When a new compute instance is launched you supply the public part of an SSH key, that you have access to, as one of the launch parameters, this is then added the the .ssh/authorized_keys file for the default user of the OS that you are deploying.
On an Ubuntu based compute instance you would log in as the user ubuntu using the SSH key that corresponds to the public key information you provided at instance creation time.
In order to give additional users access to this instance you would need to do one of the following:
As the user with access you add new users within the OS itself using the appropriate tools for that OS.

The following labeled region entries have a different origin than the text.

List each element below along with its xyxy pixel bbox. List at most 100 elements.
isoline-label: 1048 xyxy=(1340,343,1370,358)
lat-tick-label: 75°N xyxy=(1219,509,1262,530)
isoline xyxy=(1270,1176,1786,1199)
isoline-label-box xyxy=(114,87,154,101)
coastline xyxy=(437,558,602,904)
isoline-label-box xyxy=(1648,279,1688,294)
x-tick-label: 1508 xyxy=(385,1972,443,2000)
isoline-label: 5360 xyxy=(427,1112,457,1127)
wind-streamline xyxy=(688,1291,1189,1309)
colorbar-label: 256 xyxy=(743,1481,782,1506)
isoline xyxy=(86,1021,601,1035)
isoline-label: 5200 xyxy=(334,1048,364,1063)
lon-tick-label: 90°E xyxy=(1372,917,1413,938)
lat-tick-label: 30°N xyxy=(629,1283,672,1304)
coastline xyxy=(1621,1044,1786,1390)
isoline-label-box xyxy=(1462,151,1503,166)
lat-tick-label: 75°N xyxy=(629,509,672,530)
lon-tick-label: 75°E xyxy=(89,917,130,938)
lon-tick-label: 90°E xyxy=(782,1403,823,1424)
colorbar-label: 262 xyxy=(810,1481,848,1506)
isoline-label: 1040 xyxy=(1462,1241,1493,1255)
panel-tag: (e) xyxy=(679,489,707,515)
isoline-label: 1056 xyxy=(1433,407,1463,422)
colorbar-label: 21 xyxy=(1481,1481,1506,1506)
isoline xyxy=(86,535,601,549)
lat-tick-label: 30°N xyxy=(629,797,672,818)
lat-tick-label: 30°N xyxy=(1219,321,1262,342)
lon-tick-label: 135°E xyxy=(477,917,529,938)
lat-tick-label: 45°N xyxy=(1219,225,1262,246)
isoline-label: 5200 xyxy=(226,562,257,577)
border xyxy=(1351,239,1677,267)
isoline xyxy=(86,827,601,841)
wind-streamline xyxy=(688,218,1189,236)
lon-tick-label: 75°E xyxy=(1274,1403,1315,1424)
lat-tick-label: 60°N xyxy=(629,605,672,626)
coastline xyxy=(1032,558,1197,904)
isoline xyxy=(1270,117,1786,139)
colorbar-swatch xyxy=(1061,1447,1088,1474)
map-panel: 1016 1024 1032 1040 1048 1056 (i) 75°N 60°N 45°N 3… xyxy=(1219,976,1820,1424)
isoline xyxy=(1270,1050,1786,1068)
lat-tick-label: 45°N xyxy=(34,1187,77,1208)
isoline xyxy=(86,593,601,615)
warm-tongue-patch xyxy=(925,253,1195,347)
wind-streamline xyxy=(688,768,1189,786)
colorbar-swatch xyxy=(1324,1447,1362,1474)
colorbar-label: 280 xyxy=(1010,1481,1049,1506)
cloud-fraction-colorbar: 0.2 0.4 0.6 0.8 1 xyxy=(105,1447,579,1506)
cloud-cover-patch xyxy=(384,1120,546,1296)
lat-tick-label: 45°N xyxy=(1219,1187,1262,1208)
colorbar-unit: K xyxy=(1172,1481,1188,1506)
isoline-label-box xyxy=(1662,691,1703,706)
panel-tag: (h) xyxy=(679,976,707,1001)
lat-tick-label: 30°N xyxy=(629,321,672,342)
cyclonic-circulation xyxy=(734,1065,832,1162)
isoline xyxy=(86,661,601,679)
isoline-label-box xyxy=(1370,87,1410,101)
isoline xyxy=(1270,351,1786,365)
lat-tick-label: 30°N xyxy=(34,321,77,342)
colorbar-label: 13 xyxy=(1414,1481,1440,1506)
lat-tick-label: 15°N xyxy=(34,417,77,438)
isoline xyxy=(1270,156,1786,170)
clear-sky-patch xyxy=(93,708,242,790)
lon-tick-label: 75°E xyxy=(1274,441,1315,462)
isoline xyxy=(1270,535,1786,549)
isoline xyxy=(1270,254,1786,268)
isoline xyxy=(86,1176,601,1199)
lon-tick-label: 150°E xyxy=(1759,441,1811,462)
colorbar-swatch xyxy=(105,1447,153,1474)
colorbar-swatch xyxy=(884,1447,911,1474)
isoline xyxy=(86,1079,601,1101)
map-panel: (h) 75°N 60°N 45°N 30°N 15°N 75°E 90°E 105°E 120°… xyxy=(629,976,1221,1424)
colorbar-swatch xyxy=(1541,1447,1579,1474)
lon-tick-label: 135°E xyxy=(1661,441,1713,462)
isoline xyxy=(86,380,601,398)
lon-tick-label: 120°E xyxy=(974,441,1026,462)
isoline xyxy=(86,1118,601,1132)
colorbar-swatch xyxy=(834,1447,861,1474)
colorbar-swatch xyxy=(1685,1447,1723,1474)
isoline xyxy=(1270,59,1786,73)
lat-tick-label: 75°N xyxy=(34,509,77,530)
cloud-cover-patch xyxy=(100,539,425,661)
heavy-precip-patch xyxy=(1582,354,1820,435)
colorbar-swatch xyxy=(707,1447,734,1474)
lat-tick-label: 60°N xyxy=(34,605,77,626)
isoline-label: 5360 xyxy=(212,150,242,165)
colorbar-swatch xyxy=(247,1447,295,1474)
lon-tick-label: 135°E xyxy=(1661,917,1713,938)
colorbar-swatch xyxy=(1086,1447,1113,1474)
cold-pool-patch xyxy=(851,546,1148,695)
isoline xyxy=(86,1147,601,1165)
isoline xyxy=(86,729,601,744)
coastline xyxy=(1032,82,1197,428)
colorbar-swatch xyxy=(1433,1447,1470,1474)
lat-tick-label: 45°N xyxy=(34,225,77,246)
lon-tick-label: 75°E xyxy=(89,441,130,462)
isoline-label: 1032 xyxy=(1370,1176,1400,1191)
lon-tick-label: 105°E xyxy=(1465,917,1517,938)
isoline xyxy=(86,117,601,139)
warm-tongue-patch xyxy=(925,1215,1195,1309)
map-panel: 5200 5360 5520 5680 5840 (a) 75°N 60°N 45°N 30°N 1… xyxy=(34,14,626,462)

Alternatively you can add further public SH keys to the authorized_keys giving the new users access to the instance via the existing default user. While this might seem like a convenient approach it does mean you sacrifice the ability to audit access to that server.
The following are ways in which you can restrict access for individuals and/or applications to different objects or resources in your project, without needing to use pre-defined roles or when access is anonymous and the use of a role is not feasible.
For object storage, you can make use of container access control lists (ACLs) to allow users who have the “auth_only” role to be able to view or edit the contents of your object storage containers. You can find the full details of permissions and restrictions you can set on your containers in the openstack swift documentation
In addition to using ACLs to restrict or permit access to your object storage containers, you also have the option of making your containers public or giving them temporary URLs to allow access for a limited time. The processes for these can be found in the object storage section of this documentation.
Another method of access control, that affects instances and clusters, is security groups. These are used to define what traffic is able to pass into or out of your instances. The full description of security groups and how they function can be found in the network section of the documentation.